USCIS has announced that, during this year’s registration period for cap-subject H-1B filings, it received 781,000 registrations. This represents a 61% increase in registrations over the previous year and, with only 85,000 new H-1B’s available to registrants, this nearly 10 to 1 gap between demand and supply reveals just how broken the system is.
However, this sharp spike in registrations for cap-subject H-1B’s is not solely attributable to increases in employer demand. To the contrary, according to USCIS and as many have suspected, the jump in numbers is attributable to cheating. In particular, statistics show that, out of the totals, over 400,000 registrations were filed by the same 96,000 individuals. In other words, nearly half of the registration were multiple filings for the same individuals, who paid shell employers with non-existent jobs to “game the system.”
According to USCIS: “The large number of eligible registrations for beneficiaries with multiple eligible registrations — much larger than in previous years — has raised serious concerns that some may have tried to gain an unfair advantage by working together to submit multiple registrations on behalf of the same beneficiary . . . USCIS has already undertaken extensive fraud investigations, . . . and is in the process of initiating law enforcement referrals for criminal prosecution”
In particular, it is now clear that tens of thousands of hopeful H-1B beneficiaries paid thousands in fees to unscrupulous operators who created shell companies solely for the purpose of filing two, three, four or more registrations for the same individual. For the often-desperate beneficiary, multiple registrations meant a better chance at selection in the H-1B lottery. For the unscrupulous operators, it meant payments from beneficiaries for submitting the registrations and, if the registration was selected, extortionate fees from U.S. employers who would “contract” with the fraudulent company for the services of the selected beneficiary.
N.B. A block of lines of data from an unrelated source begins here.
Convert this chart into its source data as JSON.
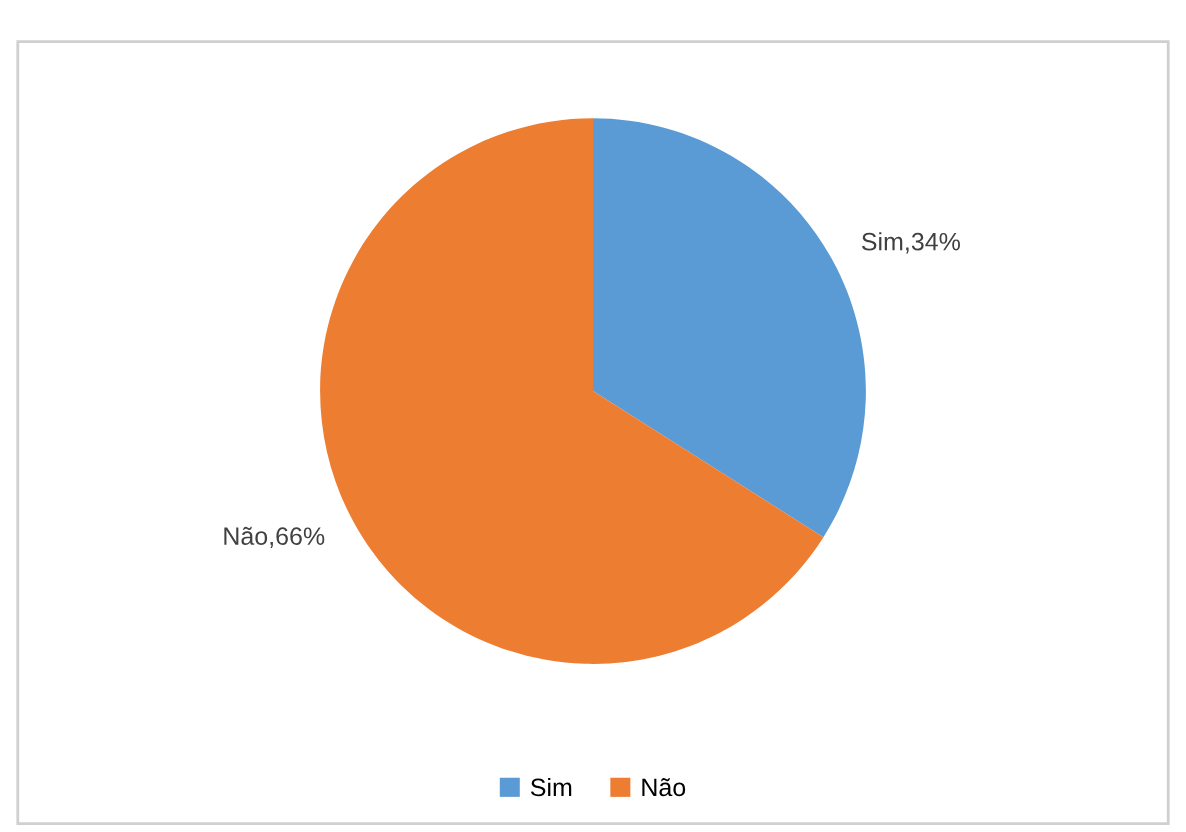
{
  "chart_data": {
    "type": "pie",
    "categories": [
      "Sim",
      "Não"
    ],
    "values": [
      34,
      66
    ],
    "colors": [
      "#5b9bd5",
      "#ed7d31"
    ],
    "value_labels": [
      "Sim,34%",
      "Não,66%"
    ],
    "legend": "bottom"
  }
}
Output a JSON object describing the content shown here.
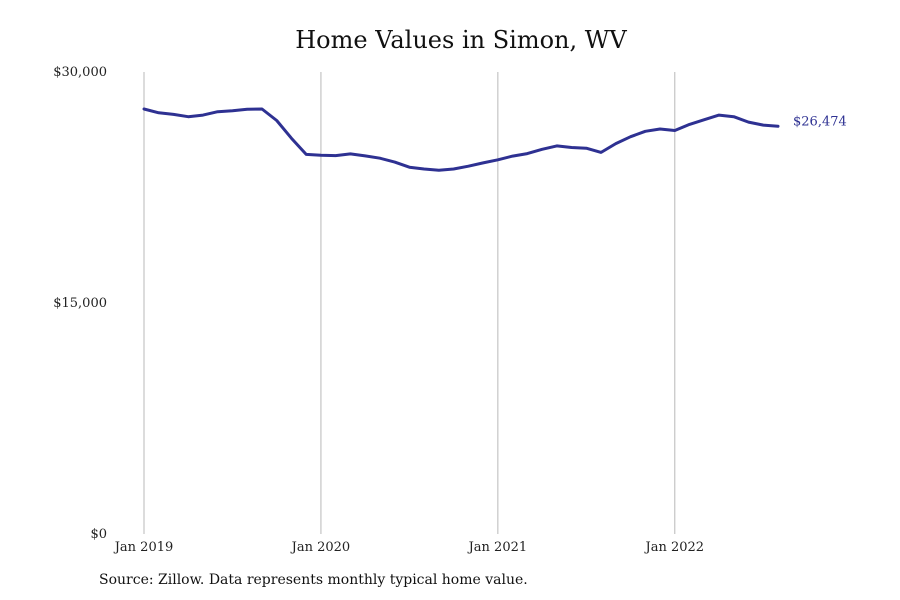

The American Immigration Lawyers Association (AILA) expressed alarm on behalf of U.S. employers, eligible beneficiaries and the immigrant bar, stating that, not only does the H-1B system fail to meet legitimate demand, it has been “left vulnerable to exploitation” and it urged USCIS to “to thoroughly investigate, and if appropriate, prosecute those who submit fraudulent registrations.”
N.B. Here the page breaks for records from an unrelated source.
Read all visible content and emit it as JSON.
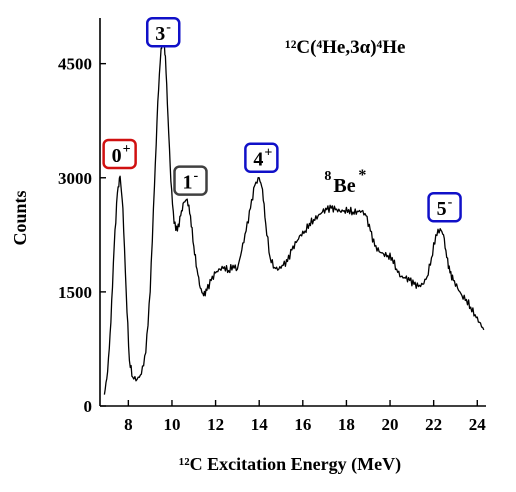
{
  "chart_data": {
    "type": "line",
    "title": "¹²C(⁴He,3α)⁴He",
    "xlabel": "¹²C Excitation Energy (MeV)",
    "ylabel": "Counts",
    "xlim": [
      6.7,
      24.4
    ],
    "ylim": [
      0,
      5100
    ],
    "x_ticks": [
      "8",
      "10",
      "12",
      "14",
      "16",
      "18",
      "20",
      "22",
      "24"
    ],
    "y_ticks": [
      "0",
      "1500",
      "3000",
      "4500"
    ],
    "grid": false,
    "series": [
      {
        "x": [
          6.9,
          7.05,
          7.2,
          7.35,
          7.5,
          7.62,
          7.75,
          7.9,
          8.05,
          8.2,
          8.4,
          8.6,
          8.8,
          9.0,
          9.2,
          9.35,
          9.5,
          9.6,
          9.7,
          9.82,
          9.95,
          10.1,
          10.25,
          10.4,
          10.55,
          10.7,
          10.85,
          11.0,
          11.15,
          11.3,
          11.45,
          11.6,
          11.8,
          12.0,
          12.2,
          12.4,
          12.6,
          12.8,
          13.0,
          13.2,
          13.4,
          13.6,
          13.8,
          14.0,
          14.15,
          14.3,
          14.5,
          14.7,
          14.9,
          15.1,
          15.3,
          15.5,
          15.7,
          15.9,
          16.1,
          16.3,
          16.5,
          16.7,
          16.9,
          17.1,
          17.3,
          17.5,
          17.7,
          17.9,
          18.1,
          18.3,
          18.5,
          18.7,
          18.9,
          19.1,
          19.3,
          19.5,
          19.7,
          19.9,
          20.1,
          20.3,
          20.5,
          20.7,
          20.9,
          21.1,
          21.3,
          21.5,
          21.7,
          21.9,
          22.1,
          22.3,
          22.45,
          22.6,
          22.75,
          22.9,
          23.1,
          23.3,
          23.5,
          23.7,
          23.9,
          24.1,
          24.3
        ],
        "y": [
          150,
          450,
          1100,
          2100,
          2800,
          3020,
          2600,
          1500,
          600,
          380,
          350,
          420,
          700,
          1500,
          2900,
          4000,
          4700,
          4850,
          4600,
          3800,
          2950,
          2400,
          2300,
          2500,
          2680,
          2720,
          2500,
          2100,
          1800,
          1550,
          1450,
          1520,
          1650,
          1750,
          1800,
          1830,
          1780,
          1850,
          1800,
          2050,
          2300,
          2600,
          2900,
          3000,
          2850,
          2400,
          1950,
          1820,
          1800,
          1850,
          1900,
          2050,
          2150,
          2250,
          2300,
          2400,
          2450,
          2500,
          2550,
          2580,
          2600,
          2580,
          2560,
          2570,
          2580,
          2550,
          2560,
          2560,
          2500,
          2300,
          2100,
          2030,
          2000,
          1980,
          1950,
          1800,
          1700,
          1680,
          1650,
          1600,
          1570,
          1600,
          1700,
          1950,
          2250,
          2330,
          2250,
          1950,
          1750,
          1650,
          1550,
          1450,
          1400,
          1300,
          1200,
          1100,
          1000
        ]
      }
    ],
    "annotations": [
      {
        "text": "3",
        "sup": "-",
        "color": "#1010c8",
        "x": 9.6,
        "y": 4900
      },
      {
        "text": "0",
        "sup": "+",
        "color": "#d01010",
        "x": 7.6,
        "y": 3300
      },
      {
        "text": "1",
        "sup": "-",
        "color": "#404040",
        "x": 10.85,
        "y": 2950
      },
      {
        "text": "4",
        "sup": "+",
        "color": "#1010c8",
        "x": 14.1,
        "y": 3250
      },
      {
        "text": "5",
        "sup": "-",
        "color": "#1010c8",
        "x": 22.5,
        "y": 2600
      },
      {
        "text": "Be",
        "pre": "8",
        "sup": "*",
        "color": "none",
        "x": 18.0,
        "y": 2920
      }
    ]
  }
}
For those U.S. employers and H-1B candidates who filed registrations in good faith, trusting that the system would detect and eliminate fraud, there is disappointment. As the extent of the fraud is revealed, U.S. employers and H-1B candidates will undoubtedly lose confidence in the broken H-1B system and will seek alternatives – such as off-shore employment, or establishing income-generating investments in other countries, where immigration laws respond to the needs of the economy. American business and the global competitiveness of American companies are hurt when U.S. immigration laws hinder the hiring of high-skilled workers.
To express your outrage and to prompt Congress to act, contact the office of your Senator and Representative. Please do not wait; contact them by telephone, use their on-line portal and/or go to an in-person event to express dissatisfaction with the current system and to demand reform. Apathy is acceptance.